You’re not looking to simply buy their time.
In fact, it's staggering that in a space like performance marketing where results are so measurable that agency fees are not remunerated based on performance.
In similar disciplines such as sales, it’s widely recognised that using performance-based incentives based on the number of appointments a salesperson books, or the amount of revenue that they drive, delivers considerably better performance compared with paying them a flat fee.
My solution: the hybrid pay-on-performance model
The days of billing on a percentage of media for platforms like Google Ads and Facebook are limited.
It made sense when the big TV buyers like WPP and Omnicom were part of the supply chain effectively negotiating the deals with multiple TV channels and acting as a single point to purchase your TV inventory through.

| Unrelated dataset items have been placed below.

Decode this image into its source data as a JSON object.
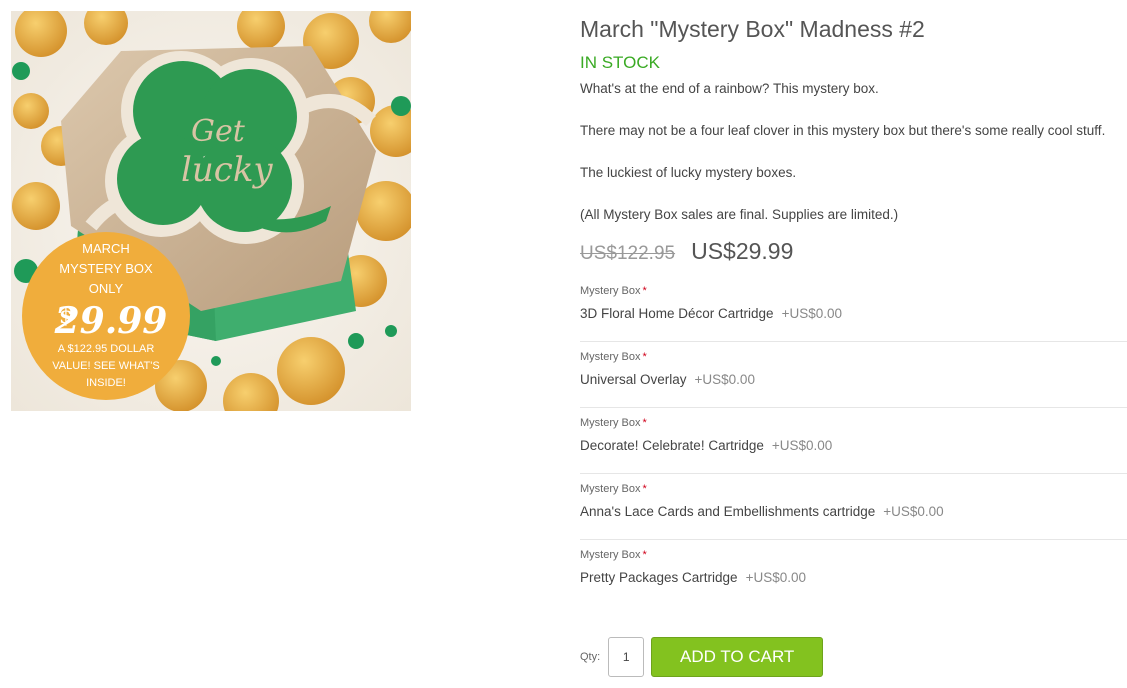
{
  "product": {
    "title": "March \"Mystery Box\" Madness #2",
    "stock_status": "IN STOCK",
    "description": [
      "What's at the end of a rainbow? This mystery box.",
      "There may not be a four leaf clover in this mystery box but there's some really cool stuff.",
      "The luckiest of lucky mystery boxes.",
      "(All Mystery Box sales are final. Supplies are limited.)"
    ],
    "old_price": "US$122.95",
    "price": "US$29.99"
  },
  "image": {
    "badge_lines": [
      "MARCH",
      "MYSTERY BOX",
      "ONLY"
    ],
    "badge_currency": "$",
    "badge_price": "29.99",
    "badge_footer": [
      "A $122.95 DOLLAR",
      "VALUE! SEE WHAT'S",
      "INSIDE!"
    ],
    "clover_text_1": "Get",
    "clover_text_2": "lucky",
    "colors": {
      "clover": "#2e9a52",
      "box_glitter": "#cdb79a",
      "box_side": "#3fae6e",
      "coin": "#e8a93a",
      "badge": "#f0ad3c"
    }
  },
  "options": [
    {
      "label": "Mystery Box",
      "required": "*",
      "value": "3D Floral Home Décor Cartridge",
      "price": "+US$0.00"
    },
    {
      "label": "Mystery Box",
      "required": "*",
      "value": "Universal Overlay",
      "price": "+US$0.00"
    },
    {
      "label": "Mystery Box",
      "required": "*",
      "value": "Decorate! Celebrate! Cartridge",
      "price": "+US$0.00"
    },
    {
      "label": "Mystery Box",
      "required": "*",
      "value": "Anna's Lace Cards and Embellishments cartridge",
      "price": "+US$0.00"
    },
    {
      "label": "Mystery Box",
      "required": "*",
      "value": "Pretty Packages Cartridge",
      "price": "+US$0.00"
    }
  ],
  "cart": {
    "qty_label": "Qty:",
    "qty_value": "1",
    "add_to_cart_label": "ADD TO CART"
  }
}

But now with advertisers having a direct relationship with the platform, the job of the agency is to be an expert consultant and technology partner advising on strategy, not to be a link in the supply chain, and they should bill as such.
Taking a page from the book of sales, my suggested model would be to remunerate agencies on a hybrid model where some of their fee is flat and some of it is based on performance.
Considering the lack of accountability with flat pricing, you might ask why would I include this in my model.
The reason is twofold. Firstly the flat fee should cover the maintenance of keeping the performance of the account where it is.
If you didn’t have an agency you would still have to bring in an in-house paid search person to run your account and there is a cost to maintaining the current account.
Secondly it helps you get the best people. After all, if you’ve got a huge account that will take 20 days a month to run and you only expect a small increase in performance (by a few percent), and you are willing to only pay a few thousand per month, no good agency is going to be interested in it.
The second element of the hybrid model is of course the performance aspect, which I think should be based on the increase in performance from a base level - the level at which the account was taken over.
Above that, fees should be based purely on performance. This can be structured in several different ways but should always be linked to your goals.
Those could be an increase in leads or revenue, or a mixture of metrics such as the volume of leads and percentage of leads that become MQLs.